Understanding DRO Scale Parameters

When building a DRO the selection of scales is the most critical decision. TouchDRO can work with a variety DRO scales, ranging from inexpensive calipers to sub-micron glass scales. In addition to the cost considerations there are technical parameters that you should take into account.

Scale Parameter Overview

There are a few factors that should drive your decision. In addition to the cost and availability, such things as resolution, accuracy and several other factors need to be taken into account. Unfortunately many manufacturers intentionally or unintentionally confuse these parameters to make their scales look better, so it's important to understand what each parameter means.


Picture of measuring devices with different resolutons
Fig 1: Measurement Instruments with Different Resolutions

Resolution determines how fine the measurements will be, or for the purposes for a DRO, how fine are the divisions on the encoder. For example, the instruments above have resolutions of 1/16", 1/100", 1/1,000", and 1/10,000" respectively.


Accuracy is often confused with resolution but it's a very different parameter. Accuracy tells you how close the reading from the scale will match the actual dimension. For example, when you measure a 1" standard, an accurate scale will read exactly one inch, while a bad one will show a different value. It's possible to have very high resolution but very poor accuracy. For instance, grinding off some metal off the micrometer anvil doesn't affect the resolution but it won't be at all accurate.

Side note: some manufacturers/retailers often use the term "accuracy" to encompass such parameters as repeatability, hysteresis and runout, while others confuse it with resolution.


Repeatability defines how close together a set of successive readings will be to each other. For example, it's possible to affect the readings from a micrometer by applying different amounts of torque, so the readings won't be repeatable (unless I use the clutch properly). In other words, when you move a scale by exactly one inch several times (from the same starting position), a repeatable scale will provide readings that are identical or very close together.


Hysteresis is the amount of travel the reading head can move before the scale starts registering the change in position and can be thought of as scale's backlash. To measure the hysteresis, first move the scale one way by exactly one inch in one direction, then by the same amount in the opposite direction, and compare the readout.
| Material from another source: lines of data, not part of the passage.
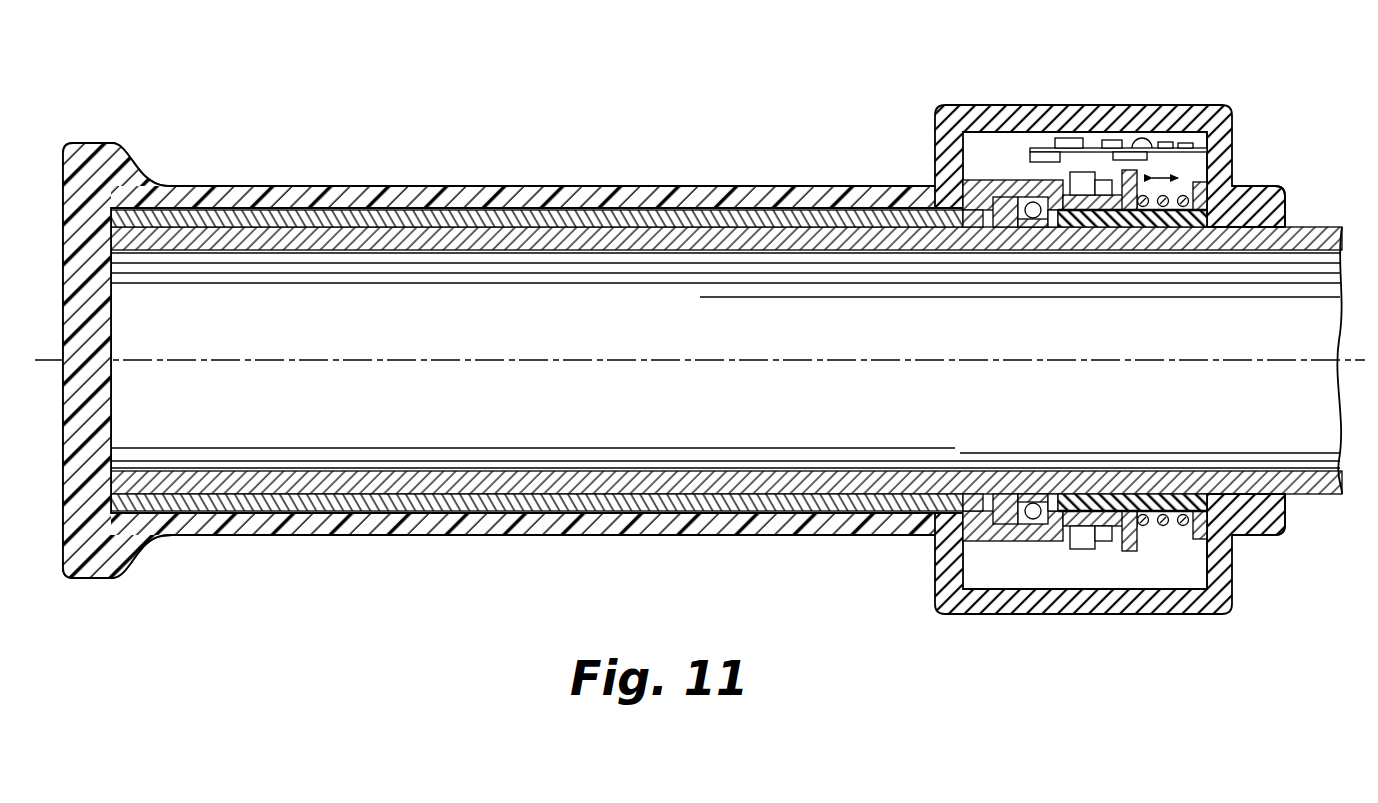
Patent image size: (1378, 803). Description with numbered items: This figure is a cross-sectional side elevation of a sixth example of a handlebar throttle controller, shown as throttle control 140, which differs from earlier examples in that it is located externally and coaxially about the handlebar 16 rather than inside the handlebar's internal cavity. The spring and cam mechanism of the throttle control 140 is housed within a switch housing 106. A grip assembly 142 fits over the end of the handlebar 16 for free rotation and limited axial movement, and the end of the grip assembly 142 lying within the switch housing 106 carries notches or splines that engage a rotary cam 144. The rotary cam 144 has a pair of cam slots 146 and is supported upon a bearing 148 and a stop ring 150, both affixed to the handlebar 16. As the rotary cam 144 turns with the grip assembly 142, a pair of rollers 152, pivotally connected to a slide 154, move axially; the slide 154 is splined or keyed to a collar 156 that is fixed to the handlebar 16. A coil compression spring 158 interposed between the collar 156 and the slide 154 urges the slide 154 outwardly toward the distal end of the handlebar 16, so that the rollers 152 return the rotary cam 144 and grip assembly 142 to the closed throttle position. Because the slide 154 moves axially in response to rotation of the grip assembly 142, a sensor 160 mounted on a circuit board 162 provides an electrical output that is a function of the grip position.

The handlebar 16 is at (1303, 497).
The switch housing 106 is at (1237, 152).
The throttle control 140 is at (910, 150).
The grip assembly 142 is at (435, 536).
The rotary cam 144 is at (982, 545).
The cam slots 146 is at (1070, 547).
The bearing 148 is at (1042, 543).
The stop ring 150 is at (998, 547).
The rollers 152 is at (1085, 550).
The slide 154 is at (1130, 548).
The collar 156 is at (1213, 545).
The coil compression spring 158 is at (1167, 540).
The sensor 160 is at (1132, 158).
The circuit board 162 is at (1152, 160).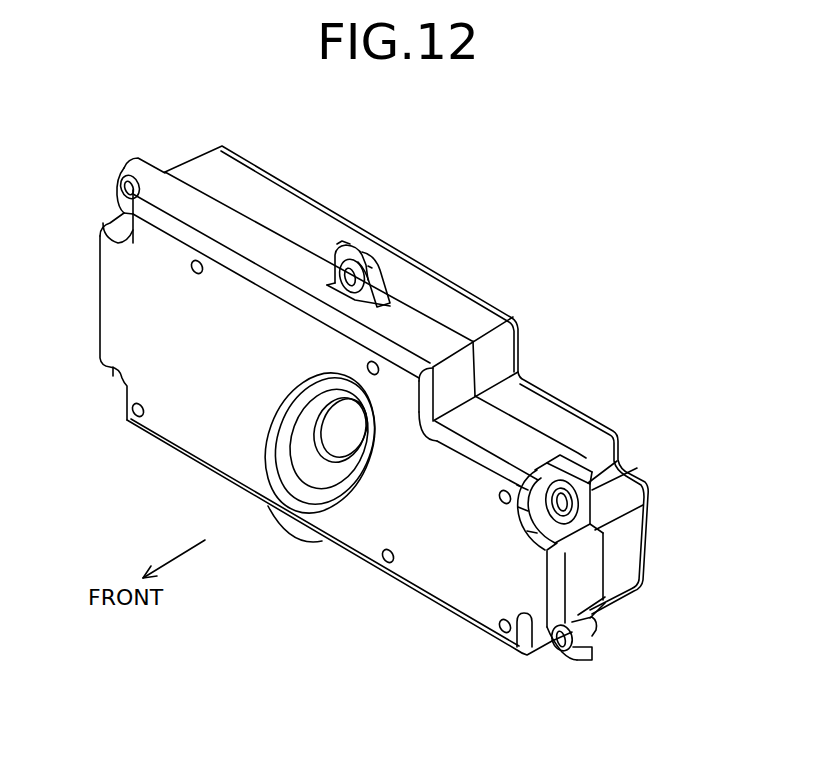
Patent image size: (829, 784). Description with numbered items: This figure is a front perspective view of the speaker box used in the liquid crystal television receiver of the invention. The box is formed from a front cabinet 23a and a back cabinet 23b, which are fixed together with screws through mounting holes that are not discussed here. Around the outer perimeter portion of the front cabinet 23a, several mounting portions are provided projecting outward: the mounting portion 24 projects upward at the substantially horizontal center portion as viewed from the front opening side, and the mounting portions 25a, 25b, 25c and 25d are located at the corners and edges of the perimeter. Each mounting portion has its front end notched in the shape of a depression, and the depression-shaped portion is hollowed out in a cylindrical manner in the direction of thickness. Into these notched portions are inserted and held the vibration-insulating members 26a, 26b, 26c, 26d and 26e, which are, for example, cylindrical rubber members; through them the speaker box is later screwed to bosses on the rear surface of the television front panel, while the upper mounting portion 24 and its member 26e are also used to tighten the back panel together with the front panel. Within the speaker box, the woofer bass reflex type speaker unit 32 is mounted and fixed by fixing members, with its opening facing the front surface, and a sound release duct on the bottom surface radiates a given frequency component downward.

The front cabinet 23a is at (437, 590).
The back cabinet 23b is at (470, 302).
The mounting portion 24 is at (387, 275).
The mounting portion 25a is at (610, 478).
The mounting portion 25b is at (587, 658).
The mounting portion 25c is at (118, 379).
The mounting portion 25d is at (130, 162).
The vibration-insulating member 26a is at (583, 523).
The vibration-insulating member 26b is at (563, 657).
The vibration-insulating member 26c is at (122, 392).
The vibration-insulating member 26d is at (118, 193).
The vibration-insulating member 26e is at (362, 250).
The speaker unit 32 is at (310, 470).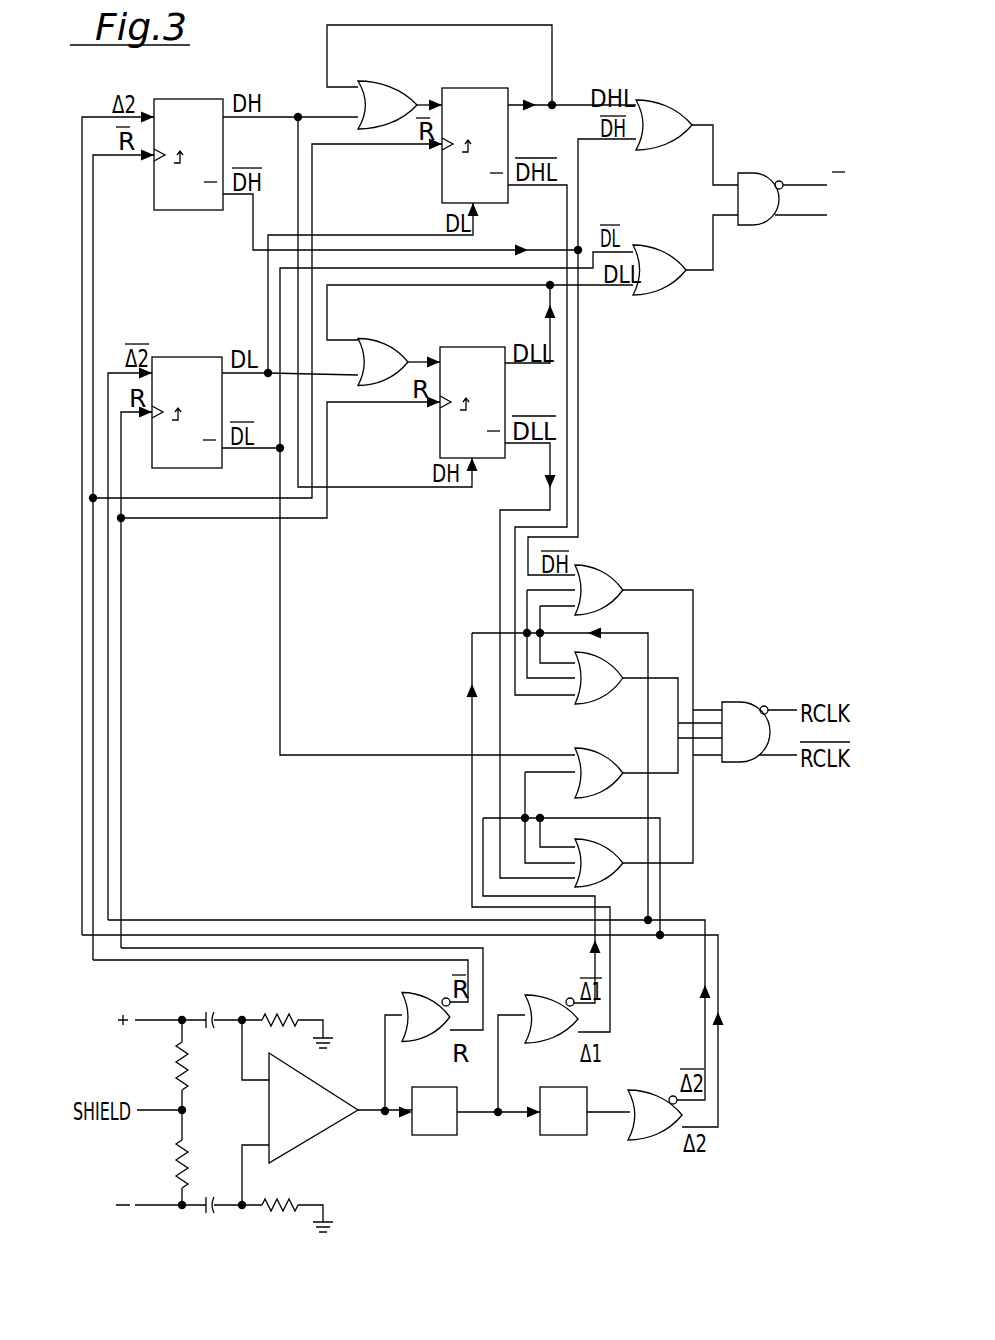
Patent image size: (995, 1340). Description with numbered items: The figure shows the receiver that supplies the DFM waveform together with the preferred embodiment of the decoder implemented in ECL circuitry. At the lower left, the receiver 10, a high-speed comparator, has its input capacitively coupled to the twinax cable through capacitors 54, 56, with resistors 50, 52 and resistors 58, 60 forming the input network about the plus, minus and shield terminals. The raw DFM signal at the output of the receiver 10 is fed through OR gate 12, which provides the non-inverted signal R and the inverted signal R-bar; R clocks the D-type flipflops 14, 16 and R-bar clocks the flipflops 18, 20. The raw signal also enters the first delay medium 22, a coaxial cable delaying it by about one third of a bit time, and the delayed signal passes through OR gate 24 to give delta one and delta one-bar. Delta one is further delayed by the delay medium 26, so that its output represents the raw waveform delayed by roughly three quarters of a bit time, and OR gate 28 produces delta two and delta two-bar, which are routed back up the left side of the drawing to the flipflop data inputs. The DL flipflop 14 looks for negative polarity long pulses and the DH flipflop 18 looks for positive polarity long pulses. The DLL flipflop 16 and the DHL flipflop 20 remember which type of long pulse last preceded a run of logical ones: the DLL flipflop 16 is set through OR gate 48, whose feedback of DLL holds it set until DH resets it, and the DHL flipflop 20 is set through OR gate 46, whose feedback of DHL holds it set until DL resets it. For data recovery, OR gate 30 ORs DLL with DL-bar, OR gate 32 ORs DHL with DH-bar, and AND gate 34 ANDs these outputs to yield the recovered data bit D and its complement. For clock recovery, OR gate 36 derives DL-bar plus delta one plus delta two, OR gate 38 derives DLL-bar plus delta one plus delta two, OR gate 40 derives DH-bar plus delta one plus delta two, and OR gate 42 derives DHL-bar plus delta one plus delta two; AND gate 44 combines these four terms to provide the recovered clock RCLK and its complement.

The receiver 10 is at (328, 1135).
The OR gate 12 is at (403, 996).
The DL flipflop 14 is at (190, 357).
The DLL flipflop 16 is at (470, 350).
The DH flipflop 18 is at (200, 210).
The DHL flipflop 20 is at (479, 98).
The first delay medium 22 is at (438, 1135).
The OR gate 24 is at (533, 998).
The delay medium 26 is at (567, 1135).
The OR gate 28 is at (655, 1140).
The OR gate 30 is at (670, 292).
The OR gate 32 is at (668, 104).
The AND gate 34 is at (758, 225).
The OR gate 36 is at (587, 750).
The OR gate 38 is at (608, 858).
The OR gate 40 is at (612, 585).
The OR gate 42 is at (606, 688).
The AND gate 44 is at (744, 762).
The OR gate 46 is at (385, 91).
The OR gate 48 is at (386, 342).
The resistor 50 is at (276, 1010).
The resistor 52 is at (280, 1225).
The capacitor 54 is at (211, 1010).
The capacitor 56 is at (217, 1224).
The resistor 58 is at (175, 1068).
The resistor 60 is at (176, 1160).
Runout is another aspect of the overall accuracy that is as important as the repeatability. In a nutshell it describes how uniform the resolution of the scales is. For instance, when you move the scale from one end to the other in exactly one inch increments a good scale will give you a series of identical readings. You can think of runout as deviation in resolution over the scales length. If there is any difference it will lead to an error of measurement that will accumulate over longer distances.


Reliability is a somewhat subjective value and depends to a large degree of the shop environment, usage etc. Every scale will fail under some conditions, so it's up to you to determine what your particular usage envelope will be and if the scales are fit for it. Nevertheless some scales will be more reliable and last longer as a result of better protection, higher quality materials etc.

Reading Speed

Reading speed, sometimes also called "refresh rate" determines how often the scale updates its position. This parameter is usually not documented by the scale manufacturers but is extremely important for optimal DRO performance.

Practical Implications

All of the above parameters will influence the overall performance of the DRO. While it's easy to become obsessed with the resolution of the scale, it's only one of the key factors you should look at. In practice even inexpensive calipers provide adequate resolution for most application; 5 micron resolution (~0.0002") is better than vast majority of milling machines and lathes can hold in a climate controller shop, and 1 micron scales are an overkill even for an industrial surface grinder.

Instead you should concentrate on the repeatability, as it is more important, as it determines the overall performance of a DRO. For instance, 0.0001" resolution is pretty much worthless when the scale is only repeatable to 0.005". As long as the scale is repeatable, the software can easily compensate for the linear error.
Consider the illustration below; the first two cases will work equally well in a DRO, since the application will compensate for the offset. Third case is less precise but will get you in the "ball park". The last case, though, is pretty much worthless for any precision work as the readings will be all over the place.

Fig 2: Accuracy vs. Repeatability

Second critical property is the runout. Similar to the repeatability, runout determines the accuracy of DRO's position. Imagine that you need to drill a row of holes exactly 1.000" apart. If a scale has high runout, the holes will not be spaced equally, as shown in the figure below.

Fig 3: Effect of DRO Scale Runout

Third important characteristic is the hysteresis, which will determine how much "backlash" the DRO will have. Most glass and magnetic scales have very small hysteresis, and the parameter is usually listed on the specifications sheet. capacitive scales, and especially inexpensive calipers can have rather large backlash, but the manufacturers don't list this parameter, unfortunately.

Fig 4: Effect of Hysteresis

Finally, refresh rate should not be overlooked. If the refresh rate is too low there will be perceivable lag between the machine's movement and the DRO display. A refresh rate of 20Hz or above feels pretty much "real-time", while 5Hz and less is noticeably laggy, resulting in overshoots.